The square, freestanding pizza shop at the intersection of Clearwater-Largo and Rosery roads is unbecoming on the outside. It blends with the nonchalance of a speakeasy storefront.
Beyond the tinted front door, from walls to rafters, the vibe is pinstripes and tommy guns, a black-and-white film reel romance with Prohibition gangsters, set to the smell of hot calzone crust rising in the background.
Pizza restaurants that exude character like John Dillinger did swagger seem to have died off like the famed mob years, replaced over the decades by dime-a-dozen chain joints.
But in Largo, as it has been doing for the past 20 years this month, Untouchables Pizza and Pasta has managed to preserve not only its distinct personality but survive at a time when many nearby businesses have shuttered.
The restaurant's story began in the summer of 1990, shortly after Joanne and David Barnes, then a young married couple in their 30s with 8-year-old and 6-month-old daughters, moved to Pinellas County from their native Chicago — mostly for the better weather.
The climate was indeed fairer, but something the Chicagoans knew and loved was not.
"We couldn't find a good pizza place," Joanne said.
She worked as a waiter. He at a car dealership.
Still, the couple had an idea. They should open their own pizzeria.
Joanne said the spirit of the time then seemed to be 1950s revival, malt and burger shops bedecked with poodle skirt flair.
As the area's current dearth of Fuddruckers can attest, that fad didn't last.

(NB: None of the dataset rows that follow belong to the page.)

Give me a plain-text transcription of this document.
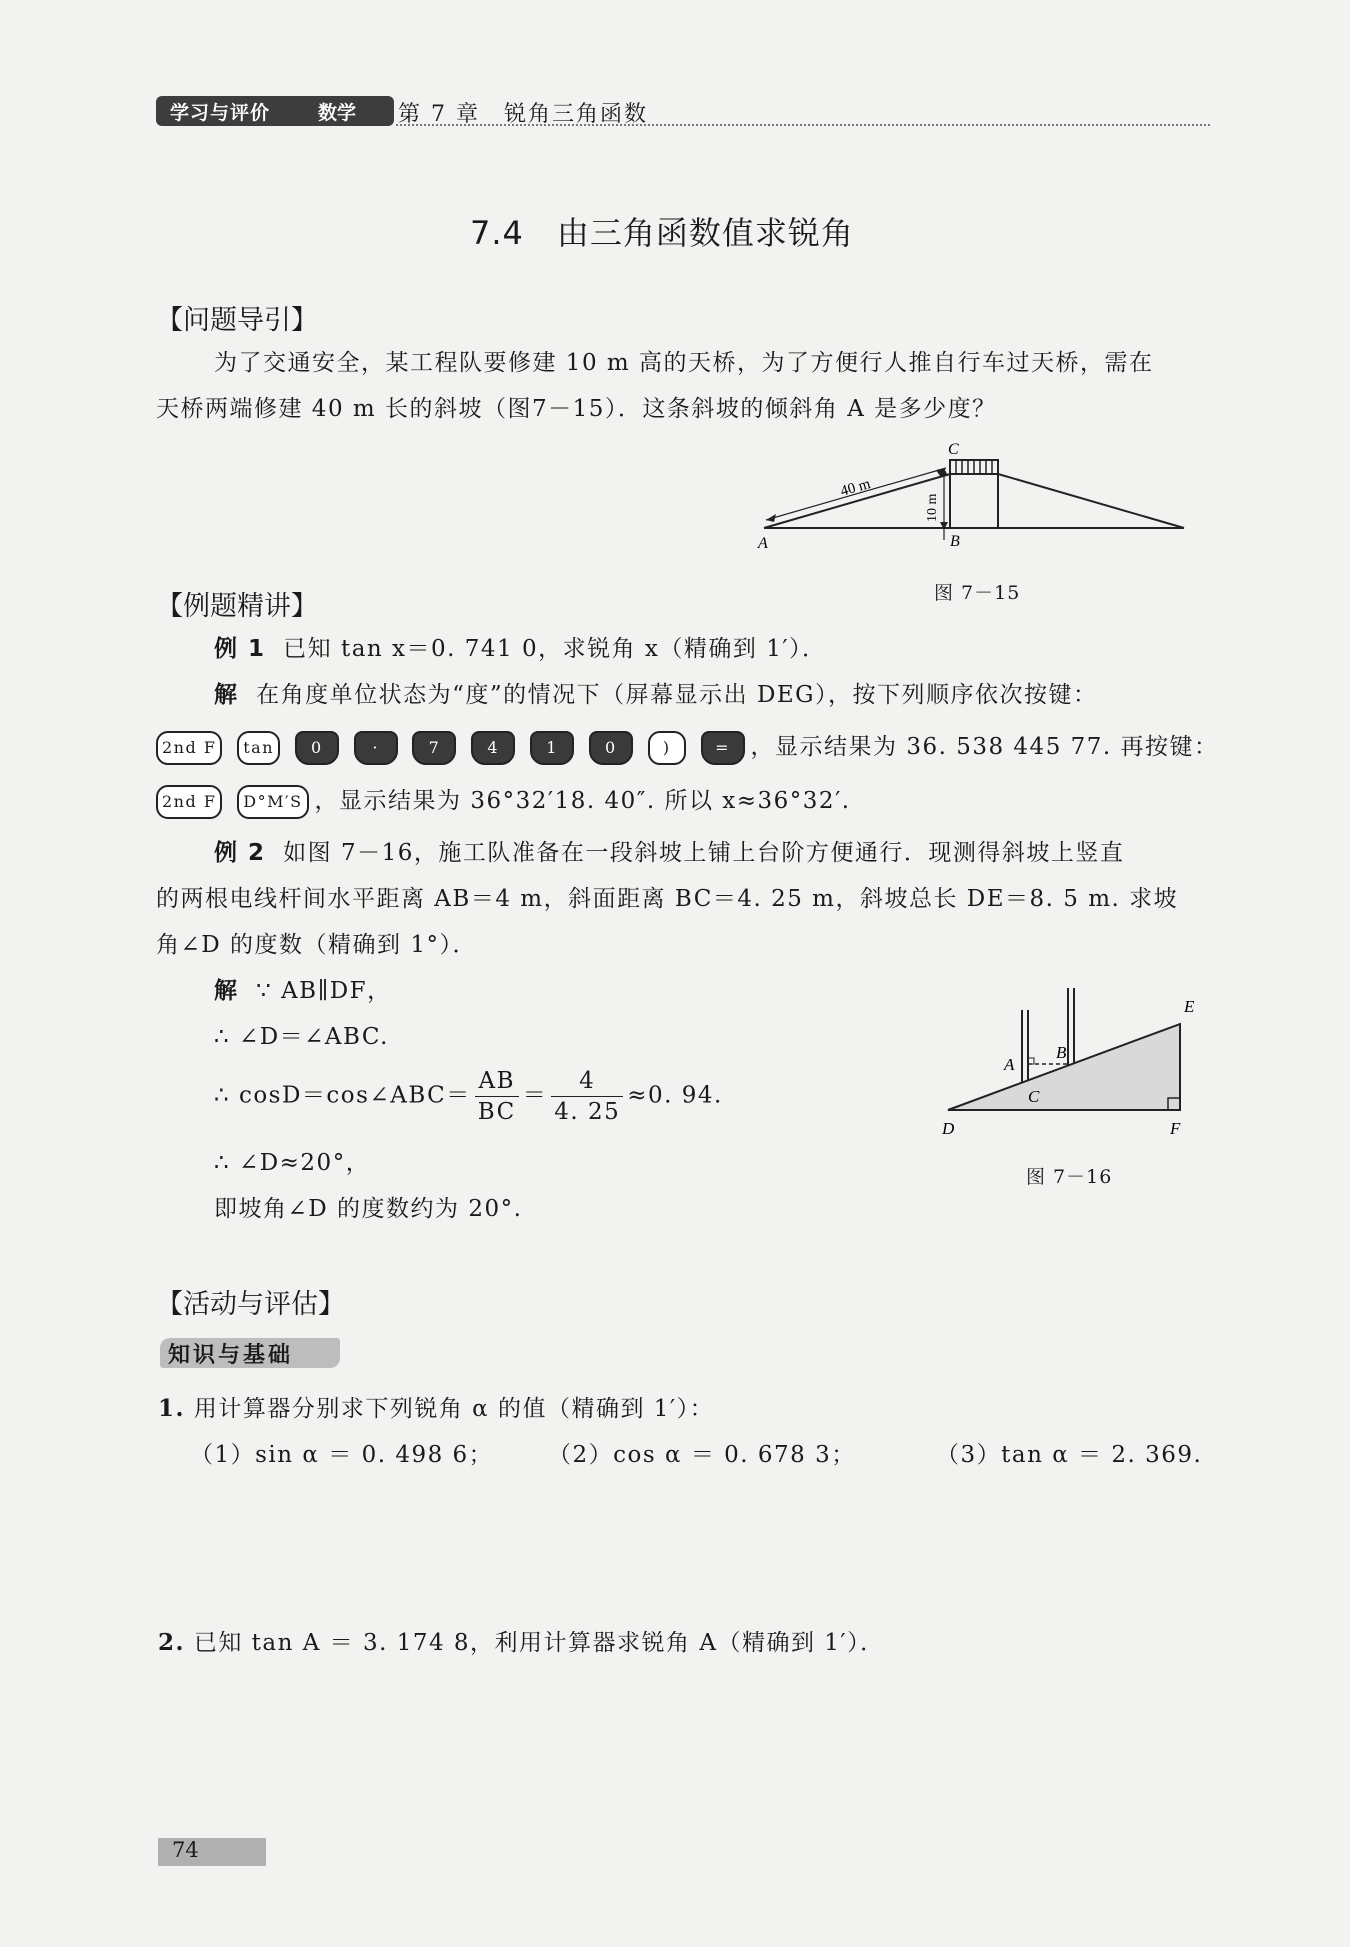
学习与评价	数学 第 7 章　锐角三角函数
7.4　由三角函数值求锐角
【问题导引】
为了交通安全，某工程队要修建 10 m 高的天桥，为了方便行人推自行车过天桥，需在
天桥两端修建 40 m 长的斜坡（图7－15）．这条斜坡的倾斜角 A 是多少度？
C
A	B
40 m
10 m
图 7－15
【例题精讲】
例 1 已知 tan x＝0. 741 0，求锐角 x（精确到 1′）．
解 在角度单位状态为“度”的情况下（屏幕显示出 DEG），按下列顺序依次按键：
2nd F tan 0	·	7	4	1	0	)	= ，显示结果为 36. 538 445 77. 再按键：
2nd F D°M′S ，显示结果为 36°32′18. 40″. 所以 x≈36°32′.
例 2 如图 7－16，施工队准备在一段斜坡上铺上台阶方便通行．现测得斜坡上竖直
的两根电线杆间水平距离 AB＝4 m，斜面距离 BC＝4. 25 m，斜坡总长 DE＝8. 5 m. 求坡
角∠D 的度数（精确到 1°）．
解 ∵ AB∥DF，
∴ ∠D＝∠ABC.
∴ cosD＝cos∠ABC＝ $\frac{AB}{BC} = \frac{4}{4. 25} \approx 0$. 94.
∴ ∠D≈20°，
即坡角∠D 的度数约为 20°.
E
A
B
C
D	F
图 7－16
【活动与评估】
知识与基础
1. 用计算器分别求下列锐角 α 的值（精确到 1′）：
（1）sin α ＝ 0. 498 6； （2）cos α ＝ 0. 678 3；	（3）tan α ＝ 2. 369.
2. 已知 tan A ＝ 3. 174 8，利用计算器求锐角 A（精确到 1′）．
74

But like the original 1950s TV show Untouchables that plays on a constant loop on screens inside the restaurant (and was later made into a Hollywood hit), something about gangsters seemed enduring.
They went with that.
What began as a few newsprint headlines framed on the walls — "U.S. Agents Keep Capone Vigil," "3 Shot in Chicago Gangster War" — turned into a menagerie of all things mob and G-man.
The walls in the dining area are a veritable museum of memorabilia.
The theme over the years has been unwavering. And the restaurant, a sand castle for the not-quite Bonnie and Clyde.
On a family trip to Olde Towne in Kissimmee, David Barnes saw a mannequin in a store display he thought looked like the perfect gangster. He wanted it for his restaurant.
It wasn't for sale.
"Everything has a price," he told the store owner.
Holding a tommy gun, the dummy now sits in the restaurant.
"We call him Guido," David Barnes said. "Parents tell their kids, if you don't eat your food, this guy's going to get you."
While business has been slower lately — enough to still stay afloat, but down from most of the last two decades — the restaurant's regulars have stayed loyal, many of whom grew up eating at Untouchables.
Tiffany McKinney, 27, took karate lessons near the restaurant when she was a girl and ate there with her parents afterward. She now lives in St. Petersburg.
Dishes with names like "Godfather Special" and "Windy City White" have kept her coming back.
"I drive up here for the food," McKinney said, "so my kids can enjoy it too."